Some cavities give you obvious warnings. Others don’t. Here’s what to watch for:

  • Sensitivity to sweets or cold that fades quickly: This typically means the decay has reached dentin but the nerve is still healthy. A filling will likely solve it.
  • Sensitivity to heat, or cold sensitivity that lingers: This suggests the nerve is becoming inflamed. The longer the pain lingers after the trigger is removed, the more likely you’ll need more than a filling.
  • Spontaneous pain with no trigger: Pain that shows up on its own, especially throbbing pain at night, points to advanced nerve inflammation or infection.

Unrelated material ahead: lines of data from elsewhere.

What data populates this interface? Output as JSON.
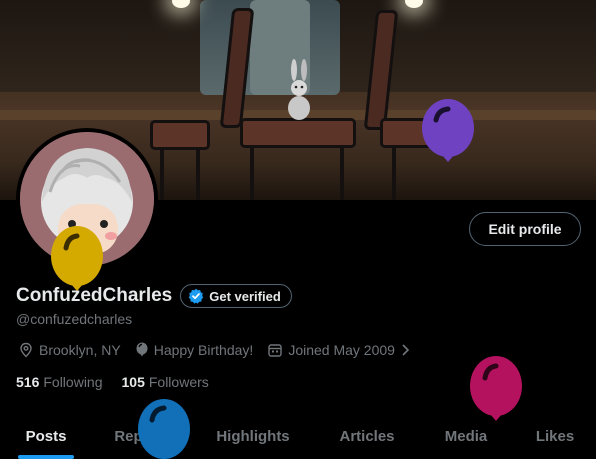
{
  "profile": {
    "display_name": "ConfuzedCharles",
    "verify_label": "Get verified",
    "handle": "@confuzedcharles",
    "location": "Brooklyn, NY",
    "birthday": "Happy Birthday!",
    "joined": "Joined May 2009",
    "following_count": "516",
    "following_label": "Following",
    "followers_count": "105",
    "followers_label": "Followers",
    "edit_label": "Edit profile"
  },
  "tabs": [
    {
      "label": "Posts",
      "active": true
    },
    {
      "label": "Replies",
      "active": false
    },
    {
      "label": "Highlights",
      "active": false
    },
    {
      "label": "Articles",
      "active": false
    },
    {
      "label": "Media",
      "active": false
    },
    {
      "label": "Likes",
      "active": false
    }
  ],
  "balloons": [
    {
      "name": "purple",
      "color": "#6f42c1"
    },
    {
      "name": "yellow",
      "color": "#d4a900"
    },
    {
      "name": "blue",
      "color": "#1170b8"
    },
    {
      "name": "magenta",
      "color": "#b4115f"
    }
  ],
  "colors": {
    "accent": "#1d9bf0",
    "text_primary": "#e7e9ea",
    "text_secondary": "#71767b",
    "border": "#536471",
    "background": "#000000"
  },
  "icons": {
    "location": "location-pin-icon",
    "birthday": "balloon-icon",
    "calendar": "calendar-icon",
    "chevron": "chevron-right-icon",
    "verified": "verified-badge-icon"
  }
}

  • Swelling, pus, or a bad taste: These are signs of abscess. The infection has moved beyond the tooth itself.
  • A tooth that suddenly stops hurting after weeks of pain: This can mean the nerve has died. The infection is still there and still spreading.

The difference between a $200 filling and a $3,000 crown-and-root-canal combination often comes down to a few months of waiting. If you suspect you have a hole in your tooth, the math strongly favors getting it looked at sooner rather than later.